Everybody knew the Judge, and if a lady bowed to him Dallas, in suppressed delight, also saluted her by touching his fur cap. How he enjoyed recognition! When he was a man he would wish for no better enjoyment than this—to drive along the street and have everyone greet him with respect. But he must work hard for it at first, and he cast a side glance at the Judge’s white head. Charlie Brown had told him that the Judge as a young man had worked like a slave to master the intricacies of commercial law, bankruptcy law, international law, criminal law, and many other kinds of law that Dallas could not remember. He would work, too, and he set his young mouth firmly and looked straight ahead.
The Judge was murmuring, “God made the country and man made the town”; then he said aloud, “Just look at the sun behind that grove of spruces, Dallas.”
“Beautiful!” said the boy, and then the Judge, taking out his watch, said regretfully, “We must turn. Home, Roblee.”
They scarcely spoke until they reached Grand Avenue. When they were slipping past the fine houses that bordered it Dallas turned to the Judge. “I thank you, sir, for this drive. I have enjoyed it immensely.”
The Judge’s keen eyes sought his face. “My boy,” he said, kindly, and he stretched out one of his fur-clad hands and laid it on Dallas’s knee, “you must often accompany me and the little girl on our daily drives.”

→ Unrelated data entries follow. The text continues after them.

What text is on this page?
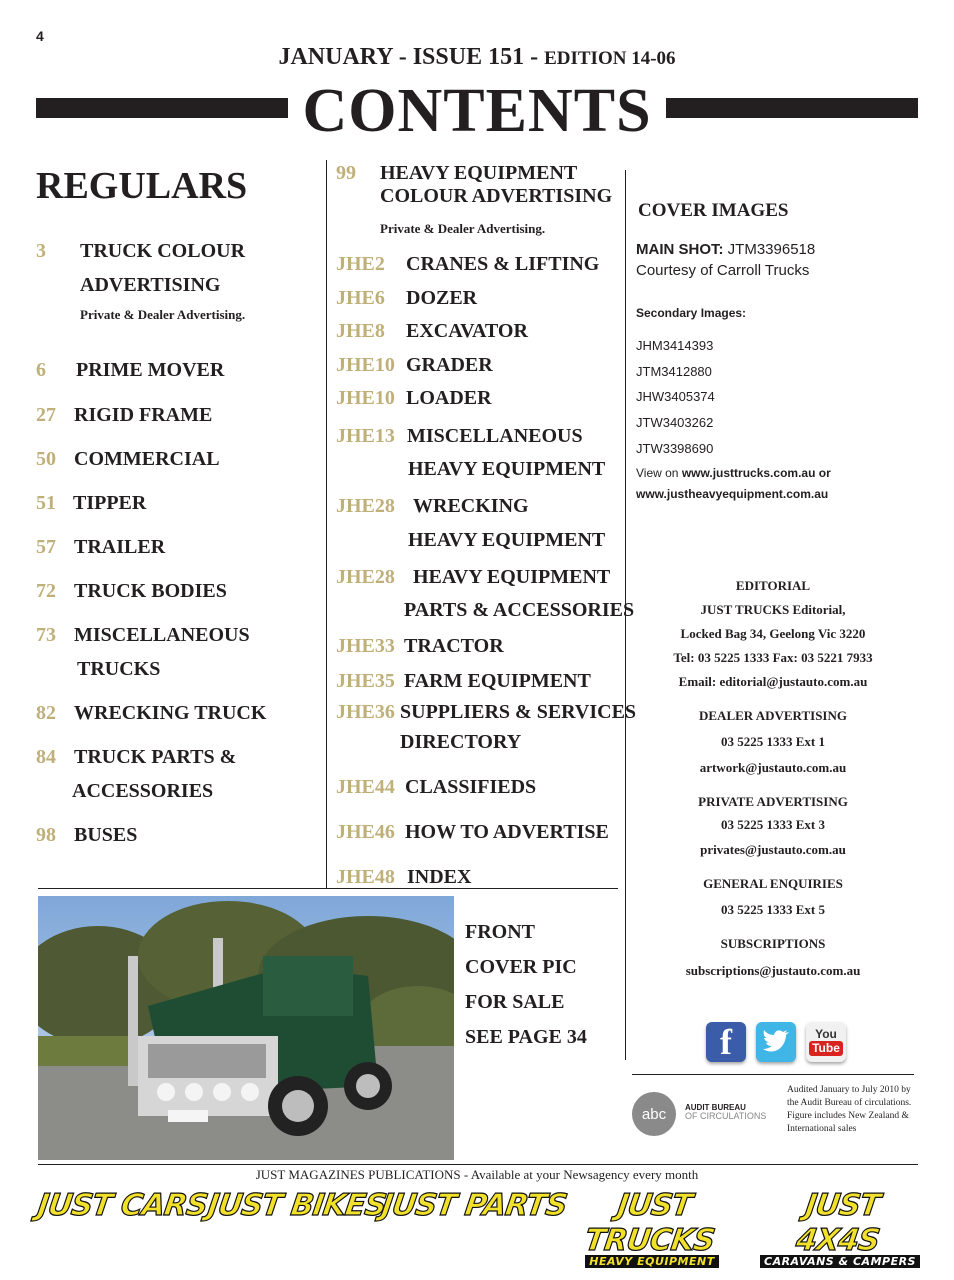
4
JANUARY - ISSUE 151 - EDITION 14-06
CONTENTS
REGULARS
3 TRUCK COLOUR
ADVERTISING
Private & Dealer Advertising.
6 PRIME MOVER
27 RIGID FRAME
50 COMMERCIAL
51 TIPPER
57 TRAILER
72 TRUCK BODIES
73 MISCELLANEOUS
TRUCKS
82 WRECKING TRUCK
84 TRUCK PARTS &
ACCESSORIES
98 BUSES
99 HEAVY EQUIPMENT
COLOUR ADVERTISING
Private & Dealer Advertising.
JHE2 CRANES & LIFTING
JHE6 DOZER
JHE8 EXCAVATOR
JHE10 GRADER
JHE10 LOADER
JHE13 MISCELLANEOUS
HEAVY EQUIPMENT
JHE28 WRECKING
HEAVY EQUIPMENT
JHE28 HEAVY EQUIPMENT
PARTS & ACCESSORIES
JHE33 TRACTOR
JHE35 FARM EQUIPMENT
JHE36 SUPPLIERS & SERVICES
DIRECTORY
JHE44 CLASSIFIEDS
JHE46 HOW TO ADVERTISE
JHE48 INDEX
COVER IMAGES
MAIN SHOT: JTM3396518
Courtesy of Carroll Trucks
Secondary Images:
JHM3414393
JTM3412880
JHW3405374
JTW3403262
JTW3398690
View on www.justtrucks.com.au or
www.justheavyequipment.com.au
EDITORIAL
JUST TRUCKS Editorial,
Locked Bag 34, Geelong Vic 3220
Tel: 03 5225 1333 Fax: 03 5221 7933
Email: editorial@justauto.com.au
DEALER ADVERTISING
03 5225 1333 Ext 1
artwork@justauto.com.au
PRIVATE ADVERTISING
03 5225 1333 Ext 3
privates@justauto.com.au
GENERAL ENQUIRIES
03 5225 1333 Ext 5
SUBSCRIPTIONS
subscriptions@justauto.com.au
f	You
Tube
abc	AUDIT BUREAU
OF CIRCULATIONS
Audited January to July 2010 by the Audit Bureau of circulations. Figure includes New Zealand & International sales
FRONT
COVER PIC
FOR SALE
SEE PAGE 34
JUST MAGAZINES PUBLICATIONS - Available at your Newsagency every month
JUST CARS
JUST BIKES
JUST PARTS	JUST TRUCKS
HEAVY EQUIPMENT
JUST 4X4S
CARAVANS & CAMPERS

The Judge’s benevolent face was luminous in the setting sun. He was proving himself to be a real father to the boy. Something choked in Dallas’s throat. He bent his head lower, lower, till a sudden ecstasy made him seize the Judge’s hand and press it warmly in his own.
“Just look at that new boy of the Judge’s,” exclaimed Charlie Brown’s mother as she stood at one of the upper windows of the house, staring at the Judge in adoration. “What is it about that man that makes everyone like him?”
“Good temper,” growled her rather short-tempered spouse, who was sitting near her, his head buried in a newspaper.
Dallas’s first drive with the Judge was on the first day of Bethany’s punishment; his second one was on the second day of retribution, and his third was on the day rendered ever memorable to the Judge by the fulfillment of one of his worst fears. He wished, but too late, that Bethany had had no punishment, that he had forgiven the sin of step-washing, and had taken her with himself and Dallas.